Modern Cosmology Goes Schizophrenic

According to Charles Seife writing in Science,1 more cosmologists are taking parallel universes seriously.  This is a consequence of the Many Worlds interpretation of quantum mechanics, one possible mathematical solution to the effects of quantum “weirdness.”  If you think our headline is too harsh, read Seife’s opening in a Rod Serling voice while playing the Twilight Zone theme in the background:

As is your habit, you are reading Science at breakfast (today’s treat: an omelet made with dodo eggs). But as soon as you finish this paragraph, a carnivorous wombat crashes through the door into your apartment and chomps angrily on your prehensile tail.  Right … now.
    Ridiculous?  Certainly—here.  But it’s true somewhere in the universe, according to many scientists.  An increasing number of mainstream physicists have espoused an almost unspeakably bizarre picture of the cosmos, one filled with mirror worlds and parallel universes, with doppelgängers and alternate histories.  In many of these parallel universes—countless ones—an exact duplicate of you is doing exactly what you’re doing: reading this article in Science magazine.  In others, you exist with subtle (and not-so- subtle) changes from your present-day life—you sport horns or speak in Latin or make a living by juggling hedgehogs at cocktail parties.

No further questions, your honor.


1Charles Seife, “Physics Enters the Twilight Zone,” Science, Vol 305, Issue 5683, 464-466, 23 July 2004, [DOI: 10.1126/science.305.5683.464].
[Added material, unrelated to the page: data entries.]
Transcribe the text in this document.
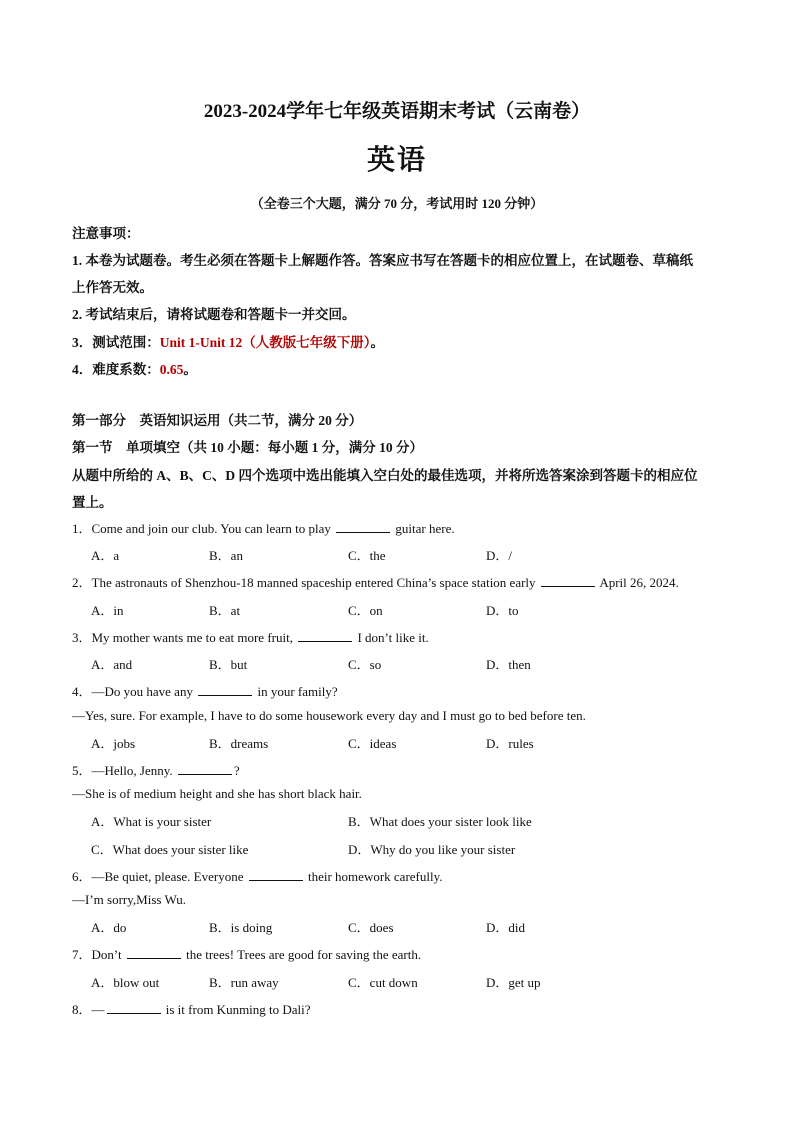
2023-2024学年七年级英语期末考试（云南卷）
英语
（全卷三个大题，满分 70 分，考试用时 120 分钟）
注意事项：
1. 本卷为试题卷。考生必须在答题卡上解题作答。答案应书写在答题卡的相应位置上，在试题卷、草稿纸
上作答无效。
2. 考试结束后，请将试题卷和答题卡一并交回。
3．测试范围：Unit 1-Unit 12（人教版七年级下册）。
4．难度系数：0.65。
第一部分　英语知识运用（共二节，满分 20 分）
第一节　单项填空（共 10 小题：每小题 1 分，满分 10 分）
从题中所给的 A、B、C、D 四个选项中选出能填入空白处的最佳选项，并将所选答案涂到答题卡的相应位
置上。
1．Come and join our club. You can learn to play	guitar here.
A．a	B．an	C．the	D．/
2．The astronauts of Shenzhou-18 manned spaceship entered China’s space station early	April 26, 2024.
A．in	B．at	C．on	D．to
3．My mother wants me to eat more fruit,	I don’t like it.
A．and	B．but	C．so	D．then
4．—Do you have any	in your family?
—Yes, sure. For example, I have to do some housework every day and I must go to bed before ten.
A．jobs	B．dreams	C．ideas	D．rules
5．—Hello, Jenny.	?
—She is of medium height and she has short black hair.
A．What is your sister	B．What does your sister look like
C．What does your sister like	D．Why do you like your sister
6．—Be quiet, please. Everyone	their homework carefully.
—I’m sorry,Miss Wu.
A．do	B．is doing	C．does	D．did
7．Don’t	the trees! Trees are good for saving the earth.
A．blow out	B．run away	C．cut down	D．get up
8．—	is it from Kunming to Dali?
Seife’s paragraph subtitles are twists on explicit religious phrases: Reasons to believe, You’ll never walk alone, Worlds without end.  (Question: why do you think he used the name of Hugh Ross’s organization here?)  Seife gives air to critics of the Many Worlds hypothesis, but he does not attack the idea as stupid.  Instead, he gives pretty good press to its advocates.  Undoubtedly if Richard Dawkins were reading this issue sitting on his prehensile tail, he would nod approvingly, while calling creationism ignorant, stupid, insane or wicked.
    If even in your wildest dreams you granted a nanometer of credibility to such claims, you would still have to ask what caused a universe of universes to have the properties such that the laws of quantum mechanics would give rise to a world like ours.  Anything that begins to exist must have a cause.  The universe began to exist, therefore the universe had a cause.  Q.E.D.
    Fantasyland was fun, but time to escape to reality and enjoy Adventureland.  There’s no boredom in the real world, and the equations have a way of working out in practical ways.